A federal judge on Thursday struck down as unconstitutional the District’s regulations for hanging political signs on lampposts.
U.S. District Chief Judge Royce C. Lamberth’s ruling finds that the city’s rules governing how long signs can be posted violate the First Amendment and prevents the District from enforcing the regulations.
In his 58-page opinion, Lamberth “lauds the District for opening its lampposts to political messages” but writes that “once the District opens up public property to political speech, it has a responsibility to be fair, even and precise in its regulations.”
At issue is a long-standing battle between the District and a grass-roots organization that was fined thousands of dollars by the city for failing to promptly remove its posters after an anti-war march it advertised in 2007.
Two groups — the Act Now to Stop War and End Racism Coalition and the Muslim American Society Freedom Foundation — argued that the city’s rules unfairly distinguished between different types of speech and initially favored signs promoting the election of an individual candidate for public office.

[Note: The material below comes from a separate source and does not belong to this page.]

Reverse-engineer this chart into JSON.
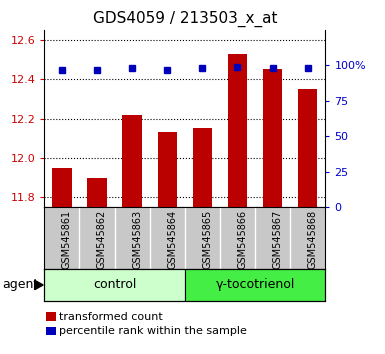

Carl Messineo, legal director for the Partnership for Civil Justice Fund that represented the organizations, lauded the decision.
“There’s now one single standard for posting of political signs that no longer discriminates in favor of lawmakers at the risk of potentially bankrupting those who are grass-roots political activists,” Messineo said.
The city’s regulations had for decades distinguished between signs advertising a specific event and those with a general political message. Event-related signs must be removed within 30 days, while general signs may remain up for 180 days.
The office of the D.C. attorney general did not immediately respond to a call for comment.